要求が厳しく支援を惜しまない育て方を「賢明な育て方」、要求が厳しく支援しない育て方を「独裁的な育て方」、あまり要求しないが支援を惜しまない育て方を「寛容な育て方」、要求も支援もしない育て方を「怠慢な育て方」という4象限のマトリクスで書かれていましたが、子育てだけでなく、様々な教育分野で活用できる考え方だなと思いました。
第11章 「課外活動」を絶対にすべし
・家族ではどうしても甘くなってしまうことから、厳しくかつ子供のことをよく見てくれる指導者のもとで「課外活動」をさせることが「やり抜く力」を育てることに繋がると書かれていました。

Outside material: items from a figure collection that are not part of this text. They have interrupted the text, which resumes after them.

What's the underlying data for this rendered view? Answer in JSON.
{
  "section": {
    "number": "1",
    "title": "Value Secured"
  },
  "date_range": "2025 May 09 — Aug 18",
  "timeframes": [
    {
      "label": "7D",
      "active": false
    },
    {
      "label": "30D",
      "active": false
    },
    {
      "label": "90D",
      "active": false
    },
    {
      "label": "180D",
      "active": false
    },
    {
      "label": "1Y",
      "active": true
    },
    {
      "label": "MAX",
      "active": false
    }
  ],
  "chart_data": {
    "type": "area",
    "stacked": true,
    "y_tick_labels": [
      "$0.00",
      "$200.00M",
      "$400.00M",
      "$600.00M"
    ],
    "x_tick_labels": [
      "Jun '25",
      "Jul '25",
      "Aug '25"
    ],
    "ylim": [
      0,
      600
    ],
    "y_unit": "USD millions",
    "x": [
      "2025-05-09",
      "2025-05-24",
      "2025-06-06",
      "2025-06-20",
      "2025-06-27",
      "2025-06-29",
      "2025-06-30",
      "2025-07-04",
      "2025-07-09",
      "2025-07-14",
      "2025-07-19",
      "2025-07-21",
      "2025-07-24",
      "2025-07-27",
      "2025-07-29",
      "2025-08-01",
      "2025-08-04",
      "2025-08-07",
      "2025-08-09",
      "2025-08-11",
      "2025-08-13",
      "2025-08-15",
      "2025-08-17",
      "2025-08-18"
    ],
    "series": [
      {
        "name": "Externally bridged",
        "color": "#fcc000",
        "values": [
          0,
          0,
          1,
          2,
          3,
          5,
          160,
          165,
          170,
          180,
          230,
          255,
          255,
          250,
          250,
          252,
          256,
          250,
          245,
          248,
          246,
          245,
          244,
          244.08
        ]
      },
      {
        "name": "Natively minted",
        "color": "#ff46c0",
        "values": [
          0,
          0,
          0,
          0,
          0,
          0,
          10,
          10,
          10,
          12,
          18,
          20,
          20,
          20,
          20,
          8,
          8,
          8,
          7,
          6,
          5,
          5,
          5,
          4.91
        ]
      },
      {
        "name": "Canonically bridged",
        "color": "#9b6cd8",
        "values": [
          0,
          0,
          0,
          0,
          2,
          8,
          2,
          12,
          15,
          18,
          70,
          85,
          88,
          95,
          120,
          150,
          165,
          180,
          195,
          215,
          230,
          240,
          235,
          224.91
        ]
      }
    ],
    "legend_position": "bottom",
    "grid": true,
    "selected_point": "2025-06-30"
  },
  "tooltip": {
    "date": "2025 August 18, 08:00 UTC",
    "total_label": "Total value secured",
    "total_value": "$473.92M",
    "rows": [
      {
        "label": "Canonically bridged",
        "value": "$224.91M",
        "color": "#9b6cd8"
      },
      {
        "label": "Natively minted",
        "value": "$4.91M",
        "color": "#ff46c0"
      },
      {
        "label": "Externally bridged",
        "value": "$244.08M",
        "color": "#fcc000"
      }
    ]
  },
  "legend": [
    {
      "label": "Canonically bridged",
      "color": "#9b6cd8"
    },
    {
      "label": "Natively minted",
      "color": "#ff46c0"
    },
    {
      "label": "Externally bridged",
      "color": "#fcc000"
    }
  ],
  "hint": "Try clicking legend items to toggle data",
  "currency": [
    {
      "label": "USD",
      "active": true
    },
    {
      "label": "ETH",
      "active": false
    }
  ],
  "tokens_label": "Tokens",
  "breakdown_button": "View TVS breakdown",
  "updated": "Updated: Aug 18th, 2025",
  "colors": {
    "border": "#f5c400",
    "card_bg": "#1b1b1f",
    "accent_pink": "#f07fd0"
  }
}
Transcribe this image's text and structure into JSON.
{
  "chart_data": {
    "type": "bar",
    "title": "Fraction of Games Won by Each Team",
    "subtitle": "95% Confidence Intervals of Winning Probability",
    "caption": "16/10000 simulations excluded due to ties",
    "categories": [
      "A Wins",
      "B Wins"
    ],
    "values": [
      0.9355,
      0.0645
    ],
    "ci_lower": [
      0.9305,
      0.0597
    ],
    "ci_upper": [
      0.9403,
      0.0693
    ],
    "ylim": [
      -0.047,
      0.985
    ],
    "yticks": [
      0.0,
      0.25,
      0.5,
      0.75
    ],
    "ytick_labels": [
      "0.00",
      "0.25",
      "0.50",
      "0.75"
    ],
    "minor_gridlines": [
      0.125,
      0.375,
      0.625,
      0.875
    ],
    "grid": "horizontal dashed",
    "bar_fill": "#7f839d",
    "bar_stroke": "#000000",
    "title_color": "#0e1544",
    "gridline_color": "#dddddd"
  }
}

特に「2年以上」「頻繁な活動」の課外活動が「やり抜く力」と有意にあるのだそうです。
第12章 まわりに「やり抜く力」を伸ばしてもらう
・どれほど才能があっても、どれほど努力をしても、環境が揃った場所で同様に才能を努力で伸ばしている者には敵わないという、ある意味では身も蓋もないですが、至極道理だなと思えることが書かれていました。
第13章 最後に
・やり抜く力の高い人は人生の幸福度も高いというのは、そうだろうなと思えました。結果を出せるまでやり抜くこと、努力して結果に繋がって報われることが幸福であることは自明であるように思えました。
○つっこみどころ
・Amazonの検索でも書店の検索でも「GRIT」が題名になくて検索に引っ掛からなかったのですが、他の出版社でGRITをタイトルに載せた本が出版されてから改題されて邦題にもGRITが付くようになっていました。
出版社のダイヤモンド社の必死さが伝わってきました。